The official referred all questions about how the withdrawal would proceed to the Pentagon. At the Pentagon, reporters asked officials for clarification, only to be told that there was none that could be given.

It was very much the image of a story spinning out of control, and a military taken by surprise by its commander in chief.

One Defense Department official suggested that Mr. Trump wanted to divert attention from his mounting legal troubles: the Russia investigation; the sentencing of his former personal lawyer, Michael D. Cohen, in a hush money scandal to buy the silence of two women who said they had affairs with him; and his former national security adviser, Michael T. Flynn, who was harshly criticized by a federal judge for lying to investigators.

In a statement, Ms. Pelosi derided what she described as a “hasty announcement” and noted it was timed to the day after Mr. Flynn was in court for sentencing after admitting “he was a registered foreign agent for a country with clear interests in the Syrian conflict.”

She was referring to Mr. Flynn’s lobbying efforts to expel a Turkish cleric living in Pennsylvania whom President Recep Tayyip Erdogan of Turkey has accused of plotting a failed 2016 coup.

“All Americans should be concerned,” Ms. Pelosi said.

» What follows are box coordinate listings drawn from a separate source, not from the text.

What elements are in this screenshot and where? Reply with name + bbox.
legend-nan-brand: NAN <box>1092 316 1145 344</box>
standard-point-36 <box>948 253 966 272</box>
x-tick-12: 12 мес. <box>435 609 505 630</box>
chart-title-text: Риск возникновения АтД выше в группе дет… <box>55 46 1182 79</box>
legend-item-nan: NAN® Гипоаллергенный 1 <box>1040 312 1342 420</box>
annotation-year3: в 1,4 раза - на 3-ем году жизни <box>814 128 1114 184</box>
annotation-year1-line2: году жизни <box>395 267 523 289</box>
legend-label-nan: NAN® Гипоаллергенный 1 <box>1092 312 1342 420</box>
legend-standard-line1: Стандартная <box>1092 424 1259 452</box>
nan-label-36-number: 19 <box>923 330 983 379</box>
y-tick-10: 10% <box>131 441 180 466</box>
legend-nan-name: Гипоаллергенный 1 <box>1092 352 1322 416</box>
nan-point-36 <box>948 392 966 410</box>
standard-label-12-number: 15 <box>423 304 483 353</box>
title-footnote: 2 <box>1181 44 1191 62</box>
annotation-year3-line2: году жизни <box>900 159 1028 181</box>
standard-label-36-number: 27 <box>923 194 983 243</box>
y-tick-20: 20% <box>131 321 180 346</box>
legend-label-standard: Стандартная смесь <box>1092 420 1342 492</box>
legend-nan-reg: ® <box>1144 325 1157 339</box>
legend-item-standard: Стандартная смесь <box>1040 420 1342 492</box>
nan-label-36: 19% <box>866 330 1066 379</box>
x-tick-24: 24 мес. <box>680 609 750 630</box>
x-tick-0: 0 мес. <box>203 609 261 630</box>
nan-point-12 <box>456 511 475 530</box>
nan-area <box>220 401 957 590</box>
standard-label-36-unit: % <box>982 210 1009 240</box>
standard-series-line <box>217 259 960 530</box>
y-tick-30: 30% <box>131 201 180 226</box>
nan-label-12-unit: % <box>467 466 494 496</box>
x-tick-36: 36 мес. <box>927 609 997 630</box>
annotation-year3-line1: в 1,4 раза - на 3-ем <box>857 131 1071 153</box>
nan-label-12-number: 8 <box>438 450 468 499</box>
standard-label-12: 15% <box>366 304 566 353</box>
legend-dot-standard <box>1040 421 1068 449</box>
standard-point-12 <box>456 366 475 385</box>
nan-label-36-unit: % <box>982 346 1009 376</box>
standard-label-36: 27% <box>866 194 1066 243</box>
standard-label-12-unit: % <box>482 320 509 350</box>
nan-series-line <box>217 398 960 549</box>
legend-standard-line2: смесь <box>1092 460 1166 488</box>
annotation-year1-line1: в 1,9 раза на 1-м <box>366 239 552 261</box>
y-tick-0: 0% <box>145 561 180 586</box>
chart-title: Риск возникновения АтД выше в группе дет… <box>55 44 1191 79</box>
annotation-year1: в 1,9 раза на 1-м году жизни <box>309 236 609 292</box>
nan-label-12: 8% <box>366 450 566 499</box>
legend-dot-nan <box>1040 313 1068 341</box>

Senator Bob Corker, Republican of Tennessee and the outgoing chairman of the Senate Foreign Relations Committee, said after a visit to the White House, where his farewell meeting with Mr. Trump was canceled, that he did not believe there was a way to persuade the president to reverse the withdrawal order.

“It’s obviously a political decision,” Mr. Corker said.

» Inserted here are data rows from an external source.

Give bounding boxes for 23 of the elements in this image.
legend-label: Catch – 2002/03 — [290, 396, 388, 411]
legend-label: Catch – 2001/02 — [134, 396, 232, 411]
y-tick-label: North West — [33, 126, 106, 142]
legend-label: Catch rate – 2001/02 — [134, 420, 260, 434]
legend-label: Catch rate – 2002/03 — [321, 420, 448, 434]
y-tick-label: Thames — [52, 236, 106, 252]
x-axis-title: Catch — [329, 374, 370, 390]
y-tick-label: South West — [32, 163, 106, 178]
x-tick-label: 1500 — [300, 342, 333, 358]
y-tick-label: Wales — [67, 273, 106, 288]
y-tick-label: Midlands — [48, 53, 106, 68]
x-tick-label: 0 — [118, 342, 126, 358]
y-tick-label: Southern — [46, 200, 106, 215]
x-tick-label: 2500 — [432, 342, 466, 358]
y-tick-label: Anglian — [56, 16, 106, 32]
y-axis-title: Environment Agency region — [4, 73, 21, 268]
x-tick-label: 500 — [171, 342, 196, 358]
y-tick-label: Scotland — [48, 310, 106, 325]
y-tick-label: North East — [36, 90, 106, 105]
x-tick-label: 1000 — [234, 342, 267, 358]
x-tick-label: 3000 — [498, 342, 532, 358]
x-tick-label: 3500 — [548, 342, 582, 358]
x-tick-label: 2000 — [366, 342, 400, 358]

Not everybody faulted the president’s move.

Robert S. Ford, the last American ambassador to Syria, said the United States could continue to strike terrorist targets from the air. The limited nature of the American ground presence, he said, would not force Iran out of the country, nor would it alter the battle between Mr. Assad and the remnants of the rebellion.

“The whole Syrian conflict is about Syrians’ relations with other Syrians,” said Mr. Ford, who now teaches at Yale and is a fellow at the Middle East Institute. “Two thousand special operators and a dozen or two American diplomats can’t fix that.”